Tyler se giró para mirarla.
–¿No?
Las palabras de Janet seguían grabadas en su cabeza.
–Jamás pensé que pudieras encontrarme sexy.
–¿En serio? –soltó una carcajada–. Siempre supe que serías una bomba en la cama.
–¿Sí?
–Claro. Eres atlética y tienes un cuerpo fantástico.
A ella se le iluminó la cara de placer ante el halago.
–¿Y ahora qué pasa?
Él le acarició el pelo.
–Supongo que no vamos a necesitar dos dormitorios.

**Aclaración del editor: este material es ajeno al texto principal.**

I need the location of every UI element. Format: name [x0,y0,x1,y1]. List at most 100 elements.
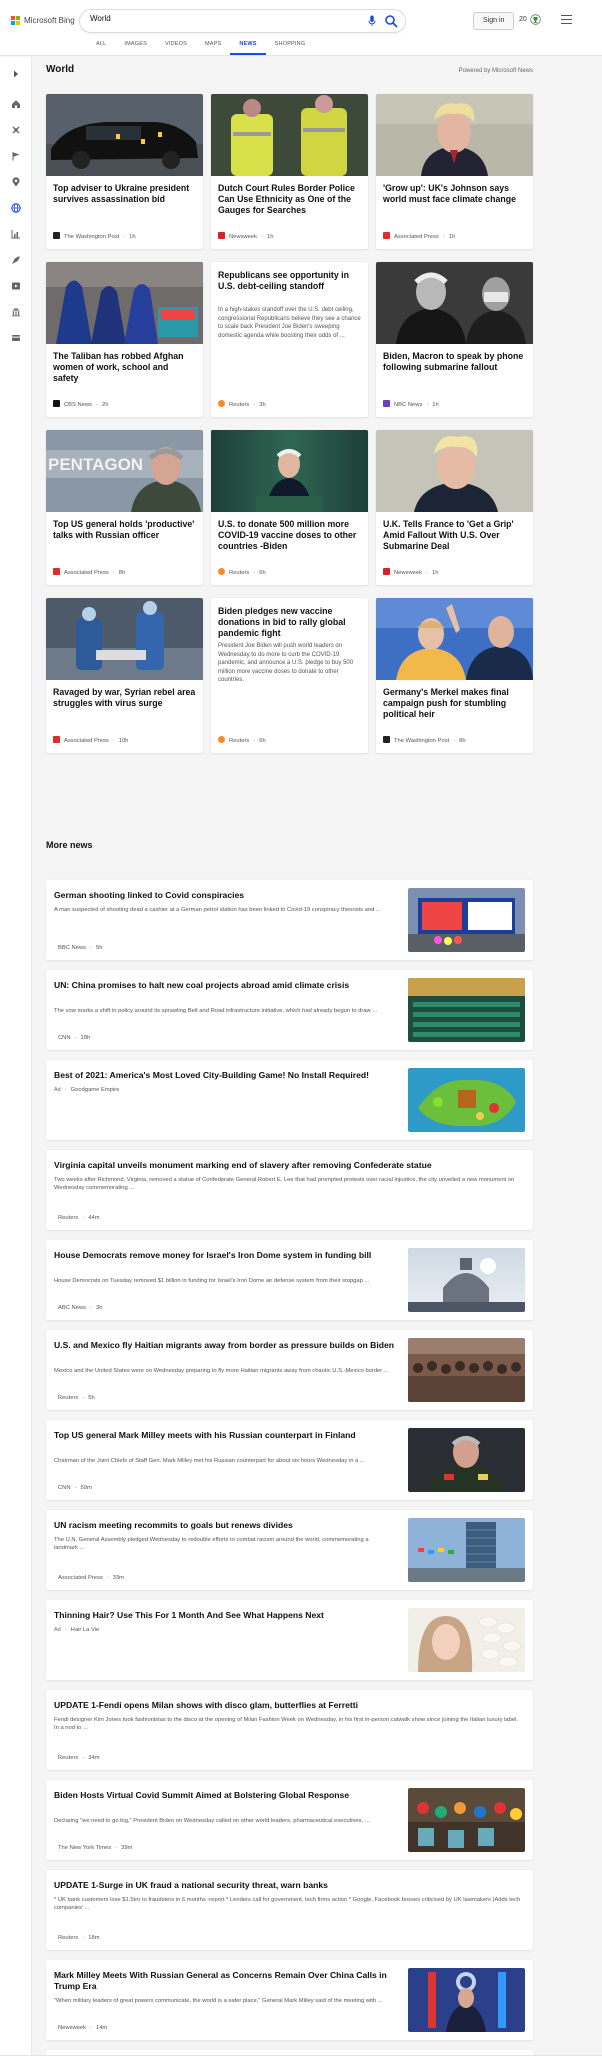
news-item-title[interactable]: UN: China promises to halt new coal proj… [54,980,394,991]
source-name[interactable]: Reuters [229,402,249,408]
film-icon[interactable] [11,281,21,291]
source-name[interactable]: The Washington Post [64,234,119,240]
news-card[interactable]: Dutch Court Rules Border Police Can Use … [211,94,368,249]
news-card-image[interactable] [376,262,533,344]
news-item-title[interactable]: Virginia capital unveils monument markin… [54,1160,524,1171]
news-card[interactable]: Germany's Merkel makes final campaign pu… [376,598,533,753]
source-name[interactable]: Associated Press [394,234,439,240]
source-name[interactable]: Reuters [58,1935,78,1941]
news-card[interactable]: 'Grow up': UK's Johnson says world must … [376,94,533,249]
news-card[interactable]: Ravaged by war, Syrian rebel area strugg… [46,598,203,753]
powered-by[interactable]: Powered by Microsoft News [459,68,533,74]
news-card[interactable]: U.S. to donate 500 million more COVID-19… [211,430,368,585]
chart-icon[interactable] [11,229,21,239]
news-list-item[interactable]: UPDATE 1-Surge in UK fraud a national se… [46,1870,533,1950]
source-name[interactable]: Newsweek [394,570,422,576]
ad-list-item[interactable]: Best of 2021: America's Most Loved City-… [46,1060,533,1140]
home-icon[interactable] [11,99,21,109]
news-item-thumbnail[interactable] [408,1248,525,1312]
source-name[interactable]: Reuters [58,1395,78,1401]
news-card-title[interactable]: Ravaged by war, Syrian rebel area strugg… [53,687,196,709]
search-box[interactable] [80,10,405,32]
source-name[interactable]: Goodgame Empire [71,1087,120,1093]
news-card[interactable]: Top adviser to Ukraine president survive… [46,94,203,249]
puzzle-icon[interactable] [11,125,21,135]
news-list-item[interactable]: House Democrats remove money for Israel'… [46,1240,533,1320]
news-card-title[interactable]: Top US general holds 'productive' talks … [53,519,196,541]
rewards-button[interactable]: 20 [519,14,541,25]
news-card[interactable]: PENTAGON Top US general holds 'productive… [46,430,203,585]
bing-logo[interactable]: Microsoft Bing [11,16,75,25]
news-item-title[interactable]: German shooting linked to Covid conspira… [54,890,394,901]
hamburger-menu-icon[interactable] [561,15,572,25]
news-card-title[interactable]: The Taliban has robbed Afghan women of w… [53,351,196,385]
news-card-title[interactable]: Biden, Macron to speak by phone followin… [383,351,526,373]
news-card[interactable]: Biden pledges new vaccine donations in b… [211,598,368,753]
tab-images[interactable]: IMAGES [115,41,156,55]
news-card-title[interactable]: Dutch Court Rules Border Police Can Use … [218,183,361,217]
news-item-title[interactable]: Best of 2021: America's Most Loved City-… [54,1070,394,1081]
news-item-thumbnail[interactable] [408,1518,525,1582]
news-item-title[interactable]: Thinning Hair? Use This For 1 Month And … [54,1610,394,1621]
news-card-image[interactable]: PENTAGON [46,430,203,512]
news-list-item[interactable]: Biden Hosts Virtual Covid Summit Aimed a… [46,1780,533,1860]
news-card-title[interactable]: Biden pledges new vaccine donations in b… [218,606,361,640]
news-card-title[interactable]: Top adviser to Ukraine president survive… [53,183,196,205]
news-list-item[interactable]: Top US general Mark Milley meets with hi… [46,1420,533,1500]
source-name[interactable]: Reuters [229,738,249,744]
location-pin-icon[interactable] [11,177,21,187]
news-item-thumbnail[interactable] [408,1968,525,2032]
news-card-image[interactable] [376,94,533,176]
tab-all[interactable]: ALL [87,41,115,55]
card-icon[interactable] [11,333,21,343]
news-item-title[interactable]: Mark Milley Meets With Russian General a… [54,1970,394,1992]
news-item-title[interactable]: UPDATE 1-Fendi opens Milan shows with di… [54,1700,524,1711]
news-card-image[interactable] [211,430,368,512]
news-card-image[interactable] [376,430,533,512]
source-name[interactable]: ABC News [58,1305,86,1311]
source-name[interactable]: Reuters [58,1215,78,1221]
source-name[interactable]: CBS News [64,402,92,408]
news-item-thumbnail[interactable] [408,978,525,1042]
news-card[interactable]: Biden, Macron to speak by phone followin… [376,262,533,417]
news-card-image[interactable] [46,598,203,680]
news-item-title[interactable]: U.S. and Mexico fly Haitian migrants awa… [54,1340,394,1351]
rocket-icon[interactable] [11,255,21,265]
source-name[interactable]: Reuters [229,570,249,576]
news-card-image[interactable] [211,94,368,176]
source-name[interactable]: CNN [58,1485,71,1491]
news-card-image[interactable] [46,94,203,176]
news-card-title[interactable]: Republicans see opportunity in U.S. debt… [218,270,361,292]
tab-maps[interactable]: MAPS [196,41,230,55]
source-name[interactable]: The New York Times [58,1845,111,1851]
news-item-thumbnail[interactable] [408,1338,525,1402]
source-name[interactable]: Newsweek [229,234,257,240]
news-list-item[interactable]: Virginia capital unveils monument markin… [46,1150,533,1230]
news-list-item[interactable]: UN racism meeting recommits to goals but… [46,1510,533,1590]
news-item-thumbnail[interactable] [408,1068,525,1132]
source-name[interactable]: Newsweek [58,2025,86,2031]
source-name[interactable]: NBC News [394,402,422,408]
news-item-title[interactable]: UN racism meeting recommits to goals but… [54,1520,394,1531]
tab-shopping[interactable]: SHOPPING [266,41,315,55]
news-list-item[interactable]: UN: China promises to halt new coal proj… [46,970,533,1050]
news-card[interactable]: Republicans see opportunity in U.S. debt… [211,262,368,417]
search-input[interactable] [90,14,340,23]
source-name[interactable]: CNN [58,1035,71,1041]
news-item-thumbnail[interactable] [408,1428,525,1492]
news-list-item[interactable]: U.S. and Mexico fly Haitian migrants awa… [46,1330,533,1410]
tab-videos[interactable]: VIDEOS [156,41,196,55]
news-card-title[interactable]: 'Grow up': UK's Johnson says world must … [383,183,526,205]
news-list-item[interactable]: UPDATE 1-Fendi opens Milan shows with di… [46,1690,533,1770]
news-card-title[interactable]: Germany's Merkel makes final campaign pu… [383,687,526,721]
news-list-item[interactable]: German shooting linked to Covid conspira… [46,880,533,960]
news-item-thumbnail[interactable] [408,1788,525,1852]
source-name[interactable]: Associated Press [64,570,109,576]
microphone-icon[interactable] [368,15,376,27]
news-card[interactable]: The Taliban has robbed Afghan women of w… [46,262,203,417]
search-icon[interactable] [384,14,398,28]
news-card-image[interactable] [376,598,533,680]
source-name[interactable]: Associated Press [58,1575,103,1581]
news-card-title[interactable]: U.S. to donate 500 million more COVID-19… [218,519,361,553]
news-item-thumbnail[interactable] [408,888,525,952]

–No quiero molestar a Jess.
Había un brillo en la mirada de Tyler.
–¿Por qué crees que Jess se ha quedado a dormir con mi madre?
Brenna se sonrojó.
–No son muy sutiles, ¿verdad?
–Ni lo más mínimo.
–¿Te preocupa que nuestra relación haya cambiado?
–Ya no. He decidido que esta relación es perfecta.
–¿Sí?
Sonriendo, la rodeó con sus brazos.
–Claro, porque ahora además de ser amigos, puedo hacerte el amor, y para mí eso es salir ganando.